Based on these findings, the research team applied the signaling conditions to three-dimensional cultures, successfully generating trunk organoids (notoroids) containing a notochord. These organoids elongated over time, with TBXT+ notochord-like structures forming in the interior and SOX2+ neuroepithelial cells in the outer layer. Single-cell RNA sequencing further validated the presence of cell types such as notochord cells, paraxial mesoderm, and neural progenitors in the organoids.

Key Findings

  1. Single-Cell Transcriptomic Analysis: The research team successfully mapped the molecular landscape of trunk development in chick embryos, defining multiple progenitor populations and their spatial distribution, particularly the transcriptional signatures of notochord progenitors.

  2. Construction of the In Vitro Model: By modulating Wnt, FGF, BMP, and Nodal signaling, the researchers induced the differentiation of human pluripotent stem cells into three-dimensional trunk structures containing a notochord.

  3. Regulation of Signaling Pathways: The study revealed that YAP inactivation and sustained MAPK pathway activity are key factors in TBXT expression and notochord formation. Additionally, the timing of BMP and Nodal signaling inhibition significantly influenced the proportion of notochord-like cells.

  4. Generation of 3D Trunk Organoids: The research team successfully generated trunk organoids containing a notochord, which exhibited tissue structures and gene expression patterns similar to those observed in vivo.

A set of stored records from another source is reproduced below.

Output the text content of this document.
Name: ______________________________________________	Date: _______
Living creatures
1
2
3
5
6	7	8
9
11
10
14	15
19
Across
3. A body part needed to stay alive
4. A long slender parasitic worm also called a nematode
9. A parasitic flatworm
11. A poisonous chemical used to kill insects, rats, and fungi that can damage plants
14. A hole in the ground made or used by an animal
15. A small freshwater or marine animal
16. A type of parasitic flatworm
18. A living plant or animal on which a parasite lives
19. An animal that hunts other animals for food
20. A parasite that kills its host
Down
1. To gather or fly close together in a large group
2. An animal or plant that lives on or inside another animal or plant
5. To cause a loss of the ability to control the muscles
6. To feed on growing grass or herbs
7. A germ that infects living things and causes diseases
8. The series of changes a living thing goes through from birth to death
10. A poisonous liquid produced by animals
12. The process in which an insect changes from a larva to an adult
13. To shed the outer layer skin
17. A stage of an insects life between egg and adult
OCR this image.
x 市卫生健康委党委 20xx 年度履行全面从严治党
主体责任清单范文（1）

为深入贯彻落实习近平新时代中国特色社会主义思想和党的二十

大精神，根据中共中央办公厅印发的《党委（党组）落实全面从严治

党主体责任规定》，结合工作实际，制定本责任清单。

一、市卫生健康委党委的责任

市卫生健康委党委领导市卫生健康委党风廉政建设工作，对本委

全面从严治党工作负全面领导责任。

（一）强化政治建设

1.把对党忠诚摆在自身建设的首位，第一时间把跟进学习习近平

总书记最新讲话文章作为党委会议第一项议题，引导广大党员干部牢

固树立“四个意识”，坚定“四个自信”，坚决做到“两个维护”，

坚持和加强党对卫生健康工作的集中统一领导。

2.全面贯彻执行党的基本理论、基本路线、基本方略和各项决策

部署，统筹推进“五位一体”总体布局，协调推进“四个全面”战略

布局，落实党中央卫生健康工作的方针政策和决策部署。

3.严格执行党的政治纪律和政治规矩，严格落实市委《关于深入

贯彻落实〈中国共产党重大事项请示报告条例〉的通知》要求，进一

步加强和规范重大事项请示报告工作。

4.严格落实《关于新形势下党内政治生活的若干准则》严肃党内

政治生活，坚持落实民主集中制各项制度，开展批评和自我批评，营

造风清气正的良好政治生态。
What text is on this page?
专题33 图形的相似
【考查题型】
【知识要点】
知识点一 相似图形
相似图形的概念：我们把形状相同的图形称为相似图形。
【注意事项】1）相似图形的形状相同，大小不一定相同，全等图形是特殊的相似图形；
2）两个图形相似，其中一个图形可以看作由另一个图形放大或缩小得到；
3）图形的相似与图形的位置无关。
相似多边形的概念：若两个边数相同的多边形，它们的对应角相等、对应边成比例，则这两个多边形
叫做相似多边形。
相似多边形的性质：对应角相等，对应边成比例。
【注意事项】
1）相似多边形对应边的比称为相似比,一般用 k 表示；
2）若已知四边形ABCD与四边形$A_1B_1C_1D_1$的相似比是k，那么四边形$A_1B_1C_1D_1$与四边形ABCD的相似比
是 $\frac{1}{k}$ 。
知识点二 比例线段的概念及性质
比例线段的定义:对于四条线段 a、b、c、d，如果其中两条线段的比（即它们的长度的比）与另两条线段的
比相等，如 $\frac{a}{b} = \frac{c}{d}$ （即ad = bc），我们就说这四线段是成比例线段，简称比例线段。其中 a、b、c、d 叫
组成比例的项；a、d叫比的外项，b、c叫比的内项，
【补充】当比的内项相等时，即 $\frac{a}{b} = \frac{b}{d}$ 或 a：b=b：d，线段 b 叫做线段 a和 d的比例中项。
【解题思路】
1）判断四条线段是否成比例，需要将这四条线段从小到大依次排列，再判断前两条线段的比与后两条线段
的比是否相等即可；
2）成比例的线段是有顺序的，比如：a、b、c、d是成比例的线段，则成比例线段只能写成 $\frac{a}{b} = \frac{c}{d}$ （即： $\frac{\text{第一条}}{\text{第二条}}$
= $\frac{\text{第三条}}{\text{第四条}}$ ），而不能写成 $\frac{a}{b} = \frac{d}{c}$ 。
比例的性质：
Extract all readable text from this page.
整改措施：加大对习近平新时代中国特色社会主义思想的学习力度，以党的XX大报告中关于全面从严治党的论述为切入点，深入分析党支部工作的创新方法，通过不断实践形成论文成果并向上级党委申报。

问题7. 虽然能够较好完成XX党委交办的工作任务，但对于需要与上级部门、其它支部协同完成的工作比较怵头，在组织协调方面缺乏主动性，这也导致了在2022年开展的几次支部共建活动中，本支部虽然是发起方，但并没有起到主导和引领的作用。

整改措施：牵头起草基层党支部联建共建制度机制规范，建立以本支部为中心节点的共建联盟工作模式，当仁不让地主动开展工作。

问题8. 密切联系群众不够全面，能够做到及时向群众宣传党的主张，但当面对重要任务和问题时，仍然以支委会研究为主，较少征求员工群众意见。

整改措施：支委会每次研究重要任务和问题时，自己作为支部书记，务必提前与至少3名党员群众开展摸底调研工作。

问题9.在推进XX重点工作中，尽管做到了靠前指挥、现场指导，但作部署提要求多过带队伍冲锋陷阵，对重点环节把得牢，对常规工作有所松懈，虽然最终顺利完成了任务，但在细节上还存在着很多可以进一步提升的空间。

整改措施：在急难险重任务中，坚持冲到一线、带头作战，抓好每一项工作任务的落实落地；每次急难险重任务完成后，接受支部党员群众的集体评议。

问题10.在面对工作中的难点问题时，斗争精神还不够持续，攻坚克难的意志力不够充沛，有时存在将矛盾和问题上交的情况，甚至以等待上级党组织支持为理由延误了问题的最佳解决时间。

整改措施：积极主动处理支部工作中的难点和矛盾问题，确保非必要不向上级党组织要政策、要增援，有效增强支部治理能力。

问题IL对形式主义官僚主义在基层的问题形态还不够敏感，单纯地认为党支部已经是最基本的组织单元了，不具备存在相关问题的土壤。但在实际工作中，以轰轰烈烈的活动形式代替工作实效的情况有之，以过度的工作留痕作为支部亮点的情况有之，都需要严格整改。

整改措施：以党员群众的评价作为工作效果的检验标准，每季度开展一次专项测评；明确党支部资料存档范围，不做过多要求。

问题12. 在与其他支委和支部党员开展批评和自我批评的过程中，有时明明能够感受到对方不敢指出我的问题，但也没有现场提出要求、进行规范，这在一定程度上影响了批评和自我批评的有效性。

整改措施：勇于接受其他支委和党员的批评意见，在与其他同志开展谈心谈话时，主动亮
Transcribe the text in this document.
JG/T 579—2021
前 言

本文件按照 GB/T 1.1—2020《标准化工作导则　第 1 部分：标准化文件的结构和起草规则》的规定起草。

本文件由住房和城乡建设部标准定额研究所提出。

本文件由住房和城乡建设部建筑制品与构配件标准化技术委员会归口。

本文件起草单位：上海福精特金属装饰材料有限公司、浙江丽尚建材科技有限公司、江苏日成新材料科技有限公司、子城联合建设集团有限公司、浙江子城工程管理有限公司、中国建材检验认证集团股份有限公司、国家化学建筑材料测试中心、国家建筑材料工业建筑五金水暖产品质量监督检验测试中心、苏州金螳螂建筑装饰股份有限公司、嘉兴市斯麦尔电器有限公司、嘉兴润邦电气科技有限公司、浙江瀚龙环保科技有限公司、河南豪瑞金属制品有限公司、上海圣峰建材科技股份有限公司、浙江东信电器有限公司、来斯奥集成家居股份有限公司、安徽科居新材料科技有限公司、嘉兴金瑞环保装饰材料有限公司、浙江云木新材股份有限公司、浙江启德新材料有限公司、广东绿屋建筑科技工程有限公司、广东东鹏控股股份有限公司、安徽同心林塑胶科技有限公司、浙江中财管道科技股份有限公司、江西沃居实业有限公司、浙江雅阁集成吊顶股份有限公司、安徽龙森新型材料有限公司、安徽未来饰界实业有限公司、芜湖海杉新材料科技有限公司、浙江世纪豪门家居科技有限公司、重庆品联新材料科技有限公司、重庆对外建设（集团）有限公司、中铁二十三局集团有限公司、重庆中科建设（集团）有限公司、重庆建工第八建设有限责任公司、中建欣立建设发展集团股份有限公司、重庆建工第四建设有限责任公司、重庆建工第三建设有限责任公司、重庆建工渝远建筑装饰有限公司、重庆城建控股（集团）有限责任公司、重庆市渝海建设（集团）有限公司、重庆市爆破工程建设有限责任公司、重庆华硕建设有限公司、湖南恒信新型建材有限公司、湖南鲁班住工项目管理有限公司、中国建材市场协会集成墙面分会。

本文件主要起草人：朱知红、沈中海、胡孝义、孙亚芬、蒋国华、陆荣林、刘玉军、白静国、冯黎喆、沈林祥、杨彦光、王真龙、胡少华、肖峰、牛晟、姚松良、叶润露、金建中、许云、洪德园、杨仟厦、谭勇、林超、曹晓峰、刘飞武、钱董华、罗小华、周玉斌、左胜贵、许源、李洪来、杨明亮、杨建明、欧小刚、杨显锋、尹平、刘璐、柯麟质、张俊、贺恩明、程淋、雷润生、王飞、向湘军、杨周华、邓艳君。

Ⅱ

Conclusions and Significance

Through single-cell transcriptomic analysis and the construction of an in vitro model, this study elucidated the molecular mechanisms underlying notochord formation in vertebrates and developed a novel model capable of mimicking key processes in human trunk development. This research not only provides new insights into vertebrate trunk development but also offers an important tool for future studies on tissue patterning and disease modeling in physiologically relevant environments.

Research Highlights

  1. Molecular Mechanisms of Notochord Formation: The study revealed the synergistic role of YAP, Wnt, and FGF signaling in notochord formation, particularly the promotion of TBXT expression by YAP inactivation.

  2. Development of a Novel In Vitro Model: The research successfully constructed three-dimensional trunk organoids containing a notochord, filling a gap in existing in vitro models regarding the notochord and its dependent tissues.

  3. Timing of Signaling Regulation: The study demonstrated that the timing of BMP and Nodal signaling inhibition is critical for notochord formation, providing important guidance for optimizing in vitro differentiation conditions.

Additional Valuable Information

The research team also detailed the cell types and tissue structures of the three-dimensional trunk organoids through single-cell RNA sequencing and imaging analysis, further validating the physiological relevance of the model. Additionally, the study found that notochord-like cells could regulate the patterning of surrounding neural tissues through the secretion of SHH signaling molecules, consistent with in vivo developmental processes.

In summary, this study provides new tools and insights for research on vertebrate trunk development, with significant scientific and practical value.